All successful modern organisations are consumer-driven, but the NHS remains resolutely producer-driven. There are several explanations for this, but none of them excuse it. The NHS is still a near monopoly. It is still under-resourced, with too many customers chasing too few services so why does it need marketing? Above all, it is run by doctors and their advisers. There are three facts about doctors you should never forget. One: they only recently stopped using witchcraft. Two: they deliberately scribble illegibly so you cannot read what they’ve written. Three: they used to be medical students. Have you ever met a medical student you would entrust with your life? If so, you are in dire need of psychotherapy. Though whether psychotherapy ever does anybody any good, nobody really knows.
In fairness, some parts of the medical profession have made strenuous efforts to get better in recent years. Some hospitals, doctors and nurses have started to communicate with patients, and even treat them as human beings. But the NHS itself does not communicate with patients. It does not talk to patients, nor does it listen to them. There are a couple of explanations for this, though again neither is acceptable.
First, the NHS is permanently stretched for money. So every penny it has should go on providing medical care rather than on marketing and communications? Second, and more fundamentally, the apportionment of medical resources within the NHS is fiendishly complicated. New initiatives can take years to reach fruition, and the cost-benefits are often unquantifiable. How could dim-witted patients contribute to such sophisticated medical decisions?
Well if those are the objections to the NHS becoming customer-led, allowing its present queasy condition to continue untreated will surely be lethal. Good news rarely hits the headlines, so most news about the NHS will continue to be, as it has always been, bad news. The unremitting diet of stories about botched operations, untreated patients, long waiting lists and misdiagnoses – all splendid copy for the tabloids – saps public confidence, demoralises staff and staunches recruitment like a tourniquet. But until the NHS realises it must make a concerted and continuous effort to use professional press relations, and that this will involve money and manpower, anyone who hopes the media will suddenly start to publish good NHS news should be sent to a funny farm.
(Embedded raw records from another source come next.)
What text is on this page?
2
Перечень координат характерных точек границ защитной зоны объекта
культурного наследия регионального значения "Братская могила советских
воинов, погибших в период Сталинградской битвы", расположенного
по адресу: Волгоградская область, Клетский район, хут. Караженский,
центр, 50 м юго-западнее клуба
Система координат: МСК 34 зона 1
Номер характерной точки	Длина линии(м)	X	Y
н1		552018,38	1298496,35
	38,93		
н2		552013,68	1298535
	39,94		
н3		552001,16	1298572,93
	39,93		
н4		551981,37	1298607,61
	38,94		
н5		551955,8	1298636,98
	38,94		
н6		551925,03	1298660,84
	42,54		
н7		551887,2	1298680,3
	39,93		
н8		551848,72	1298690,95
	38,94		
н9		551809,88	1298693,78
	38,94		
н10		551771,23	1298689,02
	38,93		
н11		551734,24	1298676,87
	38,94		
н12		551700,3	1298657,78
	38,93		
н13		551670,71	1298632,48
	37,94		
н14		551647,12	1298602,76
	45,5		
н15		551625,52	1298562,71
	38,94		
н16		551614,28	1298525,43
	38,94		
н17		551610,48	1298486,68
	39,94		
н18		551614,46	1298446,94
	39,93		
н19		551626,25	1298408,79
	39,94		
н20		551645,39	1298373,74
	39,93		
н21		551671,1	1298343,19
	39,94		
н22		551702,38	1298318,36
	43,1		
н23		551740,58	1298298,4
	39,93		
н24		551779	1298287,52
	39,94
Working hard at news management, as all good companies do, will not be an instant cure, but it would be great tonic. And the NHS might back up the PR with a regular magazine or newsletter, dropped through every letterbox in the country. Even good old-fashioned media advertising might have a part to play, explaining what the NHS is doing, and why. Costly? Not much more than a pimple to the NHS. The auditors would probably not even spot it.
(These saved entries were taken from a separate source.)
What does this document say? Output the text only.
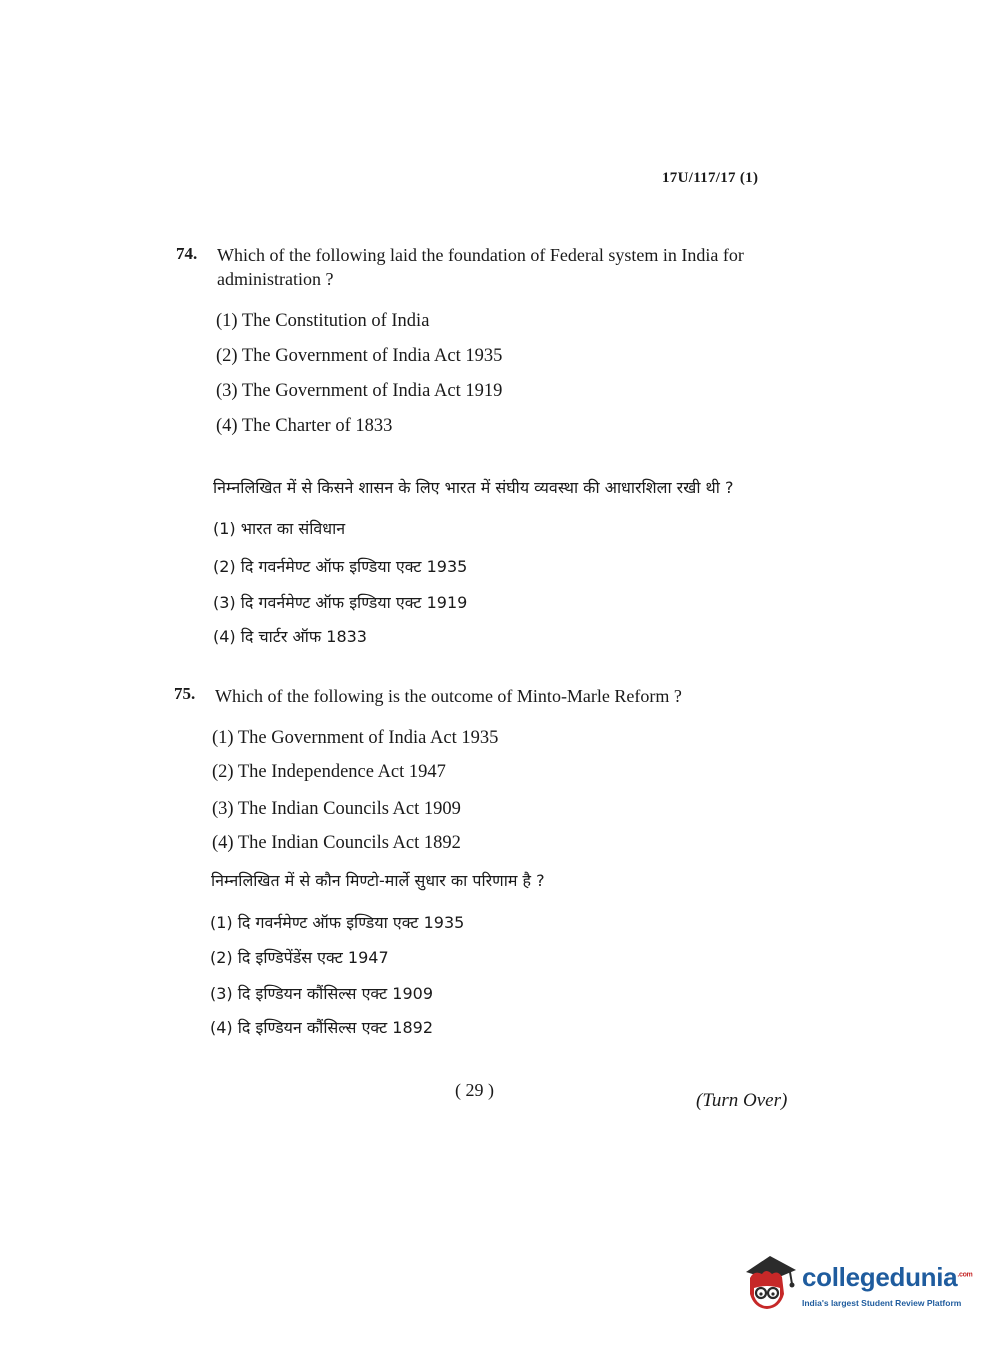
17U/117/17 (1)
74. Which of the following laid the foundation of Federal system in India for administration ?
(1) The Constitution of India
(2) The Government of India Act 1935
(3) The Government of India Act 1919
(4) The Charter of 1833
निम्नलिखित में से किसने शासन के लिए भारत में संघीय व्यवस्था की आधारशिला रखी थी ?
(1) भारत का संविधान
(2) दि गवर्नमेण्ट ऑफ इण्डिया एक्ट 1935
(3) दि गवर्नमेण्ट ऑफ इण्डिया एक्ट 1919
(4) दि चार्टर ऑफ 1833
75. Which of the following is the outcome of Minto-Marle Reform ?
(1) The Government of India Act 1935
(2) The Independence Act 1947
(3) The Indian Councils Act 1909
(4) The Indian Councils Act 1892
निम्नलिखित में से कौन मिण्टो-मार्ले सुधार का परिणाम है ?
(1) दि गवर्नमेण्ट ऑफ इण्डिया एक्ट 1935
(2) दि इण्डिपेंडेंस एक्ट 1947
(3) दि इण्डियन कौंसिल्स एक्ट 1909
(4) दि इण्डियन कौंसिल्स एक्ट 1892
( 29 )	(Turn Over)
collegedunia$^{.com}$
India's largest Student Review Platform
That is the talking part of marketing. How about the listening part? Lacking a consumer price mechanism, the NHS needs to develop systems for exploring the public’s views and opinions about priorities. This will not be easy. Interviewees will need to have alternatives explained simply and the implications spelled out clearly. It will no doubt take time to develop researchers and techniques with the necessary skills. But other industries have faced similar complications. They are not incurable. Nor need the quacks worry that the findings of such research would have to be followed slavishly. As everyone in marketing knows, market research exists to illuminate issues not to take decisions. But it is always advantageous to know what consumers think and want, even if it is not always possible to provide it.
Finally the NHS needs an identity: a logo, a corporate design scheme. Without a clear visual identity the NHS will forever remain a vague and groggy entity. For the public to develop a greater trust in the NHS, it needs a vibrant image – like every other brand. It is asking altogether too much of people to expect them to feel good about an abstract institution with no visible identity, no public face.
Marketing will not cure all the NHS’s maladies. But it will be an excellent restorative, as long as the NHS keeps taking the tablets.